Southern California Gas (SoCalGas) has delayed the return to service of its Line 235-2 and Line 4000, two critical import lines for the utility, according to Genscape analyst Joe Bernardi. Previously expected to be fully restored by next week, L235-2 is now expected to resume flows at a reduced pressure starting May 4, according to the analyst.
“Capacity through L235-2 has been limited for over a year and a half following a force majeure explosion,” Bernardi said. “SoCalGas discovered two additional leaks on this line during testing on Saturday (March 23) and concluded that the required additional work would take at least one month to complete.
“L235-2 exploded on Oct. 1, 2017. It is one of three significant import lines that required unplanned reductions that fall. Those reductions — combined with restrictions already in place at the Aliso Canyon storage facility — significantly exacerbated price volatility for the Southern California gas market.”
The delays bringing L235-2 back online have also pushed back the work schedule for the L4000 line, as SoCalGas plans to begin work on that line once L235-2 is back in service, according to Bernardi.
“Before these two newest leaks on L235-2 were announced, SoCalGas was expecting this capacity reduction to remain in place through June 1, when the reduction was to change from 1,067 MMcf/d to 900 MMcf/d. That is, there were no changes to flow capacity expected from the return of L235-2 alone,” the analyst said. “SoCalGas has not yet provided an updated maintenance calendar showing how its future operating capacity expectations may change as a result of this newest delay.”
With mild temperatures forecast throughout the Lower 48, discounts of a nickel or more were the norm for most regions.
Steeper losses in the Northeast accompanied forecasts for a significant warm-up from chilly temperatures earlier in the week.
“Over the southern U.S. and the East Coast, an expansive area of high pressure should maintain a relatively tranquil weather pattern over the next couple days,” the National Weather Service said. “Areas of precipitation should be limited, other than some light showers in the interior Northeast, and temperatures are expected to gradually warm up through the end of the work week.”

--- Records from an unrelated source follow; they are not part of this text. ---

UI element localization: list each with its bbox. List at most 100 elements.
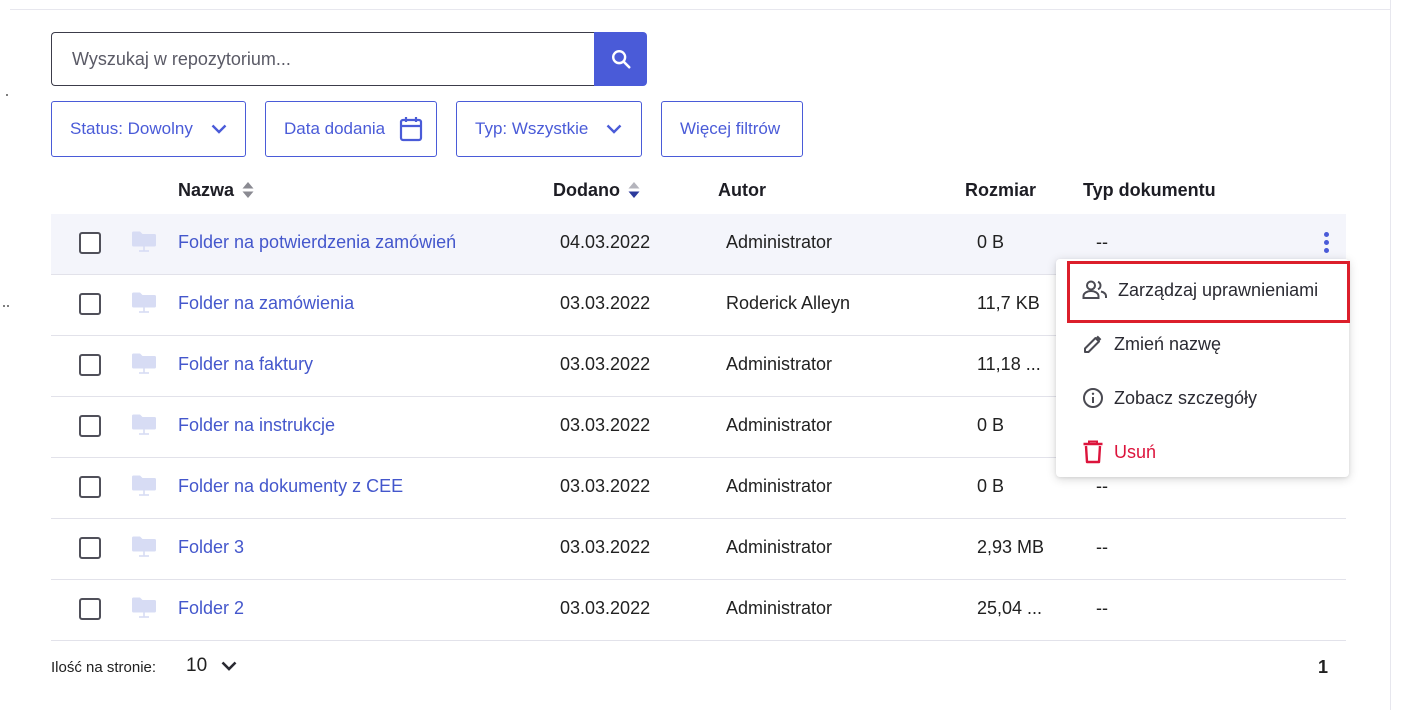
column-header-added-label: Dodano [553,179,620,200]
column-header-size-label: Rozmiar [965,179,1037,200]
author-name: Administrator [726,354,833,374]
folder-name-link[interactable]: Folder 2 [178,598,245,618]
row-checkbox[interactable] [79,354,101,376]
file-size: 0 B [977,476,1005,496]
right-divider [1390,0,1391,710]
row-checkbox[interactable] [79,537,101,559]
column-header-author-label: Autor [718,179,766,200]
file-size: 25,04 ... [977,598,1043,618]
menu-item-rename[interactable]: Zmień nazwę [1056,321,1349,367]
shared-folder-icon [131,352,157,381]
type-filter-label: Typ: Wszystkie [475,119,589,138]
info-icon [1083,388,1103,408]
search-input[interactable] [72,33,572,85]
row-checkbox[interactable] [79,232,101,254]
per-page-select[interactable]: 10 [186,655,237,677]
per-page-label: Ilość na stronie: [51,659,157,676]
row-checkbox[interactable] [79,598,101,620]
document-type: -- [1096,537,1108,557]
author-name: Administrator [726,476,833,496]
sort-icon[interactable] [242,181,254,199]
menu-item-label: Zobacz szczegóły [1114,387,1258,408]
file-size: 11,7 KB [977,293,1040,313]
more-options-icon[interactable] [1322,232,1330,256]
author-name: Administrator [726,537,833,557]
status-filter-label: Status: Dowolny [70,119,193,138]
page-number[interactable]: 1 [1318,657,1329,677]
chevron-down-icon [221,661,237,671]
more-filters-label: Więcej filtrów [680,119,781,138]
shared-folder-icon [131,230,157,259]
shared-folder-icon [131,474,157,503]
search-icon [611,50,631,69]
column-header-added[interactable]: Dodano [553,178,640,202]
row-context-menu: Zarządzaj uprawnieniami Zmień nazwę Zoba… [1056,259,1349,477]
more-filters-button[interactable]: Więcej filtrów [661,101,803,157]
column-header-doctype: Typ dokumentu [1083,178,1216,202]
row-checkbox[interactable] [79,476,101,498]
row-checkbox[interactable] [79,415,101,437]
column-header-doctype-label: Typ dokumentu [1083,179,1216,200]
table-row[interactable]: Folder 2 03.03.2022 Administrator 25,04 ...… [51,580,1346,641]
menu-item-label: Usuń [1114,441,1157,462]
column-header-size: Rozmiar [965,178,1036,202]
status-filter[interactable]: Status: Dowolny [51,101,246,157]
sort-desc-icon[interactable] [628,181,640,199]
shared-folder-icon [131,413,157,442]
search-button[interactable] [594,32,647,86]
table-row[interactable]: Folder 3 03.03.2022 Administrator 2,93 MB -- [51,519,1346,580]
author-name: Roderick Alleyn [726,293,851,313]
column-header-name-label: Nazwa [178,179,235,200]
added-date: 03.03.2022 [560,293,651,313]
edge-dot [3,305,5,307]
trash-icon [1083,440,1103,464]
menu-item-delete[interactable]: Usuń [1056,429,1349,475]
date-added-filter-label: Data dodania [284,119,386,138]
shared-folder-icon [131,291,157,320]
added-date: 04.03.2022 [560,232,651,252]
table-row[interactable]: Folder na instrukcje 03.03.2022 Administra… [51,397,1346,458]
document-type: -- [1096,476,1108,496]
row-checkbox[interactable] [79,293,101,315]
people-icon [1082,280,1107,299]
per-page-value: 10 [186,655,208,676]
document-type: -- [1096,598,1108,618]
menu-item-details[interactable]: Zobacz szczegóły [1056,375,1349,421]
calendar-icon [400,117,423,142]
search-box [51,32,594,86]
folder-name-link[interactable]: Folder na dokumenty z CEE [178,476,404,496]
added-date: 03.03.2022 [560,537,651,557]
added-date: 03.03.2022 [560,415,651,435]
folder-name-link[interactable]: Folder na zamówienia [178,293,355,313]
type-filter[interactable]: Typ: Wszystkie [456,101,642,157]
file-size: 0 B [977,232,1005,252]
folder-name-link[interactable]: Folder na potwierdzenia zamówień [178,232,457,252]
added-date: 03.03.2022 [560,476,651,496]
column-header-name[interactable]: Nazwa [178,178,254,202]
folder-name-link[interactable]: Folder na faktury [178,354,314,374]
author-name: Administrator [726,415,833,435]
chevron-down-icon [607,124,622,134]
file-size: 11,18 ... [977,354,1041,374]
table-row[interactable]: Folder na dokumenty z CEE 03.03.2022 Admin… [51,458,1346,519]
added-date: 03.03.2022 [560,354,651,374]
shared-folder-icon [131,596,157,625]
table-row[interactable]: Folder na zamówienia 03.03.2022 Roderick A… [51,275,1346,336]
table-row[interactable]: Folder na potwierdzenia zamówień 04.03.20… [51,214,1346,275]
folder-name-link[interactable]: Folder 3 [178,537,245,557]
document-type: -- [1096,232,1108,252]
menu-item-label: Zarządzaj uprawnieniami [1118,279,1319,300]
added-date: 03.03.2022 [560,598,651,618]
edge-dot [7,305,9,307]
file-size: 2,93 MB [977,537,1045,557]
menu-item-manage-permissions[interactable]: Zarządzaj uprawnieniami [1056,267,1349,313]
file-size: 0 B [977,415,1005,435]
shared-folder-icon [131,535,157,564]
author-name: Administrator [726,232,833,252]
column-header-author: Autor [718,178,766,202]
folder-name-link[interactable]: Folder na instrukcje [178,415,336,435]
table-row[interactable]: Folder na faktury 03.03.2022 Administrator… [51,336,1346,397]
edge-dot [6,94,8,96]
date-added-filter[interactable]: Data dodania [265,101,437,157]
menu-item-label: Zmień nazwę [1114,333,1222,354]
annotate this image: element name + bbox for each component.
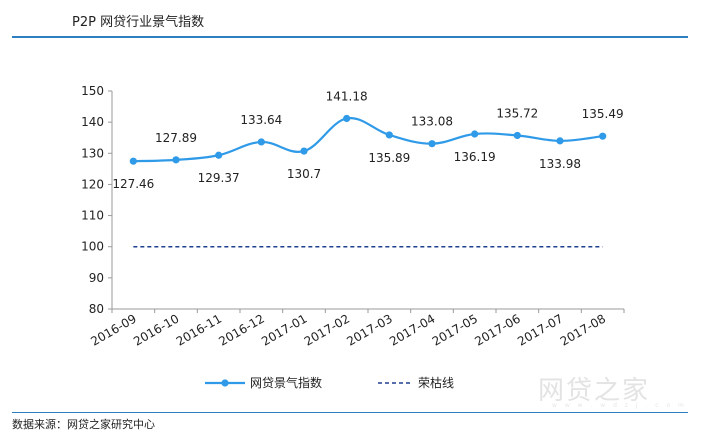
x-tick-label: 2016-09 bbox=[88, 311, 138, 348]
data-label: 129.37 bbox=[198, 171, 240, 185]
y-tick-label: 100 bbox=[81, 240, 104, 254]
series-layer bbox=[129, 114, 607, 248]
x-tick-label: 2017-02 bbox=[302, 311, 352, 348]
data-label: 136.19 bbox=[454, 150, 496, 164]
data-label: 135.49 bbox=[582, 107, 624, 121]
data-point bbox=[172, 156, 180, 164]
data-label: 127.89 bbox=[155, 131, 197, 145]
legend-label-boom-bust: 荣枯线 bbox=[418, 375, 454, 390]
watermark-url: w w w . w d z j . c o m bbox=[552, 402, 687, 409]
y-tick-label: 90 bbox=[89, 271, 104, 285]
data-point bbox=[513, 131, 521, 140]
data-label: 130.7 bbox=[287, 167, 321, 181]
data-label: 133.64 bbox=[240, 113, 282, 127]
data-point bbox=[428, 140, 436, 148]
y-tick-label: 150 bbox=[81, 84, 104, 98]
data-point bbox=[556, 137, 564, 145]
x-tick-label: 2017-08 bbox=[558, 311, 608, 348]
x-tick-label: 2017-01 bbox=[259, 311, 309, 348]
x-tick-label: 2016-12 bbox=[216, 311, 266, 348]
data-labels: 127.46 127.89 129.37 133.64 130.7 141.18 135.8… bbox=[112, 89, 623, 191]
page-title: P2P 网贷行业景气指数 bbox=[72, 15, 205, 30]
x-tick-label: 2017-06 bbox=[472, 311, 522, 348]
y-tick-label: 120 bbox=[81, 177, 104, 191]
data-label: 135.89 bbox=[368, 151, 410, 165]
header-divider bbox=[12, 36, 688, 38]
x-tick-label: 2016-10 bbox=[131, 311, 181, 348]
x-tick-label: 2017-07 bbox=[515, 311, 565, 348]
legend: 网贷景气指数 荣枯线 bbox=[205, 375, 454, 390]
data-label: 127.46 bbox=[112, 177, 154, 191]
data-point bbox=[300, 147, 308, 155]
data-label: 141.18 bbox=[326, 89, 368, 103]
footer-divider bbox=[12, 412, 688, 413]
x-tick-label: 2017-04 bbox=[387, 311, 437, 348]
data-label: 135.72 bbox=[496, 106, 538, 120]
data-point bbox=[385, 131, 393, 139]
y-tick-label: 130 bbox=[81, 146, 104, 160]
x-tick-label: 2017-05 bbox=[430, 311, 480, 348]
legend-marker-index bbox=[221, 379, 229, 387]
data-label: 133.98 bbox=[539, 157, 581, 171]
source-note: 数据来源：网贷之家研究中心 bbox=[12, 418, 155, 431]
data-label: 133.08 bbox=[411, 115, 453, 129]
data-point bbox=[215, 151, 223, 159]
y-tick-label: 110 bbox=[81, 209, 104, 223]
y-tick-label: 80 bbox=[89, 302, 104, 316]
y-tick-label: 140 bbox=[81, 115, 104, 129]
x-tick-label: 2017-03 bbox=[344, 311, 394, 348]
data-point bbox=[599, 132, 607, 140]
data-point bbox=[257, 138, 265, 146]
data-point bbox=[129, 157, 137, 165]
axes: 80901001101201301401502016-092016-102016… bbox=[81, 84, 625, 349]
x-tick-label: 2016-11 bbox=[174, 311, 224, 348]
series-line-index bbox=[133, 117, 603, 163]
watermark-logo: 网贷之家 bbox=[538, 376, 651, 406]
data-point bbox=[343, 114, 351, 123]
data-point bbox=[471, 130, 479, 138]
legend-label-index: 网贷景气指数 bbox=[250, 375, 322, 390]
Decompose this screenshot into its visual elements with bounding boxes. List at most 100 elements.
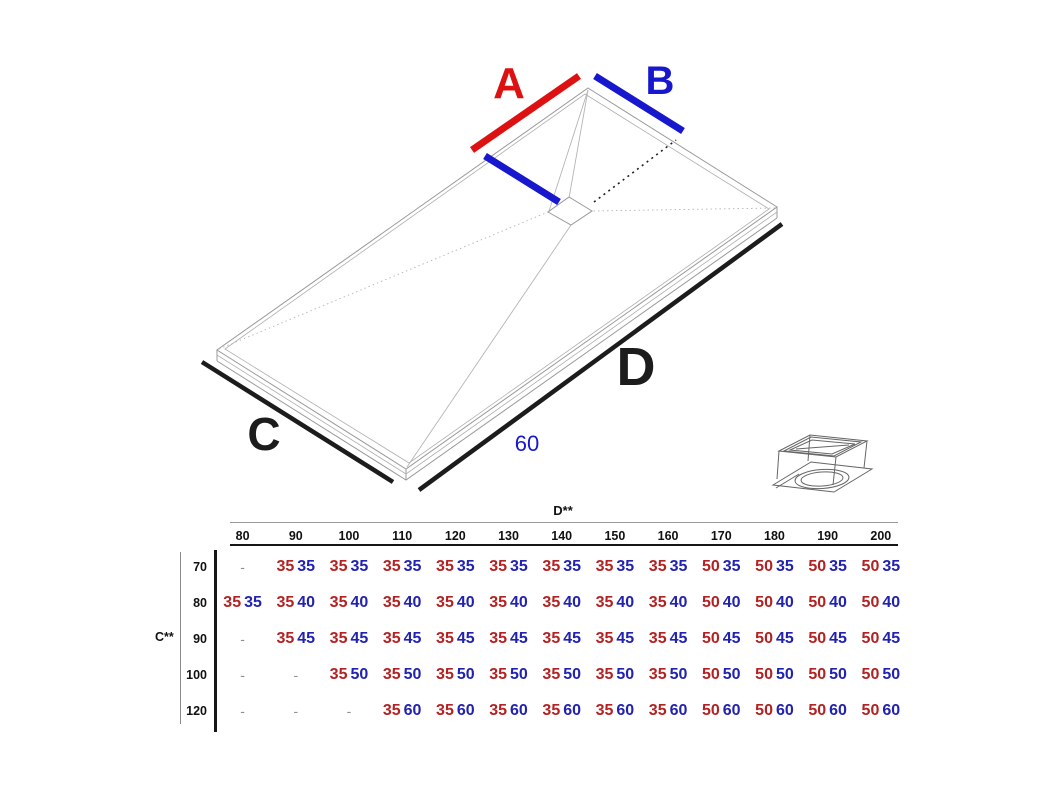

Radiant Solutions was calling for temperatures along the Interstate 95 corridor to flip from around 5 degrees below normal Wednesday to 10-15 degrees above normal by Saturday, when Boston and New York were expected to see highs reach the low- to mid-60s.
Maintenance could cut close to 0.4 Bcf/d of flows through Transco’s Zone 4 in Alabama “well into mid-April,” but milder shoulder season demand levels and re-route options should mitigate the market impact, according to Genscape analyst Josh Garcia.
Starting Friday (March 29), Transco is scheduled to begin modifications on its Mainline E near Station 84 in Zone 4, the analyst said.
“Capacity at the Scott Mountain interconnect with Gulf South in Choctaw County, AL, will be limited to 750 MMcf/d from April 1-20,” Garcia said. “Scott Mountain is the single largest interconnect on Transco, maxing out at 1,426 MMcf/d in receipts over the last 30 days, although flows have trended downwards over the last few weeks with warmer weather. The capacity reduction will restrict about 387 MMcf/d compared to the previous two week average.
“Several factors are mitigating the upside risk of this event,” according to the analyst. “Temperatures in the Southeast are getting milder by the day, and demand should move to shoulder season ranges pending weather volatility. Furthermore, Transco has two other receipt interconnects with Gulf South in Zone 4 in the Holmesville or Walthall meters, which have averaged around 450 MMcf/d in available capacity over the last 30 days.”